Correlation of the model with the immune microenvironment
To elucidate the biological functions and pathways associated with risk scores, GO, KEGG enrichment analysis was performed using differential genes between the high-risk and low-risk groups (Fig. 5A, B), and the results showed that differential genes are involved in multiple immune components such as cytokine activation, chemokine activation and chemokine receptor binding, and in multiple immune regulatory pathways. Next, we analyzed the correlation between risk genes and 10 copper death genes, and the results showed that only 9 genes may be correlated with risk genes. Copper death-related genes (CDKN2A, FDX1) were significantly positively correlated with most risk genes, while LIAS was significantly negatively correlated. (Fig. 5C). When the five risk genes of the model were evaluated in relation to immune cells for abundance, a variety of macrophages and T cells were observed to be significantly correlated with these five genes (Fig. 5D). When immune function analysis was performed between high and low -risk groups, the results showed that multiple immunomodulatory responses showed a significant expression of activation in the high-risk group (Fig. 5E). In the immune subtype analysis, four risk genes (IFI27, IFI6, CXCL10, PI3) exhibited significant differences (Fig. 5F). In addition, we investigated the association between 21 immune checkpoints and risk models, and the results showed that multiple immune checkpoint genes were mainly enriched in the low-risk group (Fig. 5G). Finally, the TME scores between the high and low risk groups showed that the low-risk group had more immune cells (Fig. 5H). Using the CIBERSORTx algorithm, we observed that fibroblasts and neutrophil (white) cells were mainly enriched in the high-risk group, and cytotoxic lymphocytes, NK cells, T cells, B-series cells and CD8 + T cells were mainly enriched in the low-risk group (Fig. 5I-O).
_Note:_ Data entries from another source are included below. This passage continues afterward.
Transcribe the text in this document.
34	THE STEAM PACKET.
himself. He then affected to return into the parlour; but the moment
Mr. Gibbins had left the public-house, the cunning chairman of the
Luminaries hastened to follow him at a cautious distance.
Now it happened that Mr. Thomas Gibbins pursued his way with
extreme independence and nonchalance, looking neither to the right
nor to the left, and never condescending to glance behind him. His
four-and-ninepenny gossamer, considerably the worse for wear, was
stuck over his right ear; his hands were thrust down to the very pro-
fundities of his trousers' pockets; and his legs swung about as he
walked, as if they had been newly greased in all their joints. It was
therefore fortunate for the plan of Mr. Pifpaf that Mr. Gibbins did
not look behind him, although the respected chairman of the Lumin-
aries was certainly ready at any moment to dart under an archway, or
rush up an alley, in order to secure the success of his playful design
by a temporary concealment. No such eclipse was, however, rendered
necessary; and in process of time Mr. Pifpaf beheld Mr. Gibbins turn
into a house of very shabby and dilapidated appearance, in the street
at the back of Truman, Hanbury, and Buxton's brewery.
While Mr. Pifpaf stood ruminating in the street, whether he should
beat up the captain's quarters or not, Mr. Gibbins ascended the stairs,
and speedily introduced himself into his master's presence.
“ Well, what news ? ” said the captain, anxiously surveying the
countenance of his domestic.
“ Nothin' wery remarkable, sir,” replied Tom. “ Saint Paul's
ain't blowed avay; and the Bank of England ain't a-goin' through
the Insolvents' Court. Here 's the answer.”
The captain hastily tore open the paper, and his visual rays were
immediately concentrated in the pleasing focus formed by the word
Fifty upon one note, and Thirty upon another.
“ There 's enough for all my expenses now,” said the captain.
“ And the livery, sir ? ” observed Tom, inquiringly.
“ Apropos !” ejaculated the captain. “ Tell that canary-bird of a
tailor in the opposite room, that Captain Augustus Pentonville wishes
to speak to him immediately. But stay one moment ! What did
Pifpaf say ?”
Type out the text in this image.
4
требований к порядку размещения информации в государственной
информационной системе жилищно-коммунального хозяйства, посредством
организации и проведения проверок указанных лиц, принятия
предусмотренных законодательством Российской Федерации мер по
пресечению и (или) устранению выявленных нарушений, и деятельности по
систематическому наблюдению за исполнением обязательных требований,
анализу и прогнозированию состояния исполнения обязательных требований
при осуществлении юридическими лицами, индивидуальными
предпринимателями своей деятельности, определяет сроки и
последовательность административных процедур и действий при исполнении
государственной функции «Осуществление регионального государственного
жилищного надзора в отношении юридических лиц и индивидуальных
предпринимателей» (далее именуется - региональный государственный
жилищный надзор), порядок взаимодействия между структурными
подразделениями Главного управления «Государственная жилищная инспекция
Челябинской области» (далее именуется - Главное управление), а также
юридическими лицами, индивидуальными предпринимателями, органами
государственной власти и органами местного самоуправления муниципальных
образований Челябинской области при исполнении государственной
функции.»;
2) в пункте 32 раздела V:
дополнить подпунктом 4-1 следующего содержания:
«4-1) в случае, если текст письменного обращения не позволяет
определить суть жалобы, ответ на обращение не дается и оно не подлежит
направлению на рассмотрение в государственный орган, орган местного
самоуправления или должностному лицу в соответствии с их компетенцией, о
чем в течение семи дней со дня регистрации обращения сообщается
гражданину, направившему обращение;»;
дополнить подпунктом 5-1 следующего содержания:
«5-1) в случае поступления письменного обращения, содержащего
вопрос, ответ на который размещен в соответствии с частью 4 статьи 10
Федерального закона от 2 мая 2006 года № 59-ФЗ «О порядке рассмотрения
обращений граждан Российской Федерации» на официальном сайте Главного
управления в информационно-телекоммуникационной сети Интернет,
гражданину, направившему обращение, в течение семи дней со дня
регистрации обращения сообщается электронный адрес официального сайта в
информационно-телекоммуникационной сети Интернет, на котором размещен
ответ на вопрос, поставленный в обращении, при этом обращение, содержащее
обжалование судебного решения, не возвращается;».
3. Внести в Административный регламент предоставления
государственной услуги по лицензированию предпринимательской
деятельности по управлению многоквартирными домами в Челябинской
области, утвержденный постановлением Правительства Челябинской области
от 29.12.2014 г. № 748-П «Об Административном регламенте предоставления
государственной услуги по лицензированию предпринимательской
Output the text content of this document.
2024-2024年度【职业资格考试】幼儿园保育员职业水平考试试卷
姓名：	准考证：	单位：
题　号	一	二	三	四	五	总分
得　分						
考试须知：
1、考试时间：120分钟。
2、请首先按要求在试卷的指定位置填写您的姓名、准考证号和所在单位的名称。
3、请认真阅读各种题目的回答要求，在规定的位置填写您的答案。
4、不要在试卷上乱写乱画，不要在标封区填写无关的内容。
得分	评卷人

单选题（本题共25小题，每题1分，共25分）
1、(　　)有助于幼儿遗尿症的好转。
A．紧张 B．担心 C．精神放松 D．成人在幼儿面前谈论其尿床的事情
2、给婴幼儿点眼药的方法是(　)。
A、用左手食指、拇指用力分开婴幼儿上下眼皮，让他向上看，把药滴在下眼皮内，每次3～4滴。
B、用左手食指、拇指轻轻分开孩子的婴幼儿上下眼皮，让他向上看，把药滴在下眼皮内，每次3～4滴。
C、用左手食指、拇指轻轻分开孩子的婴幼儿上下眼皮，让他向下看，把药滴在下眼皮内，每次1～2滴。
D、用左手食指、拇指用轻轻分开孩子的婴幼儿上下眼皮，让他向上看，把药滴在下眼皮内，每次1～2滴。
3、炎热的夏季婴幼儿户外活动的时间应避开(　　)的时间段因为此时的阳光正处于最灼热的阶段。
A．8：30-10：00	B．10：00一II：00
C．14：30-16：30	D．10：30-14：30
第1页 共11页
Comprehensive analysis of risk score models
The sensitivity of the risk model as a biomarker for predicting treatment response in ovarian cancer patients was assessed using the R package "pRROphetic". The results showed that patients with low-risk values may have higher sensitivity to Doxorubicin, Etoposide, Cyclopamine, etc.; patients with high-risk values may have higher sensitivity to Imatinib, PHA.665752, X17.AAG, etc. (Fig. 6A-F). The correlation between the risk model and mRNA stem cells was assessed using the R package "ggExtra", and the results showed that the risk score was negatively correlated with stem cell scoring (R=-0.33, P = 3e-08) (Fig. 6G). Next, we analyzed the differential expression of risk genes in the transcriptome (Fig. 6H), and in the protein level (Fig. 6I).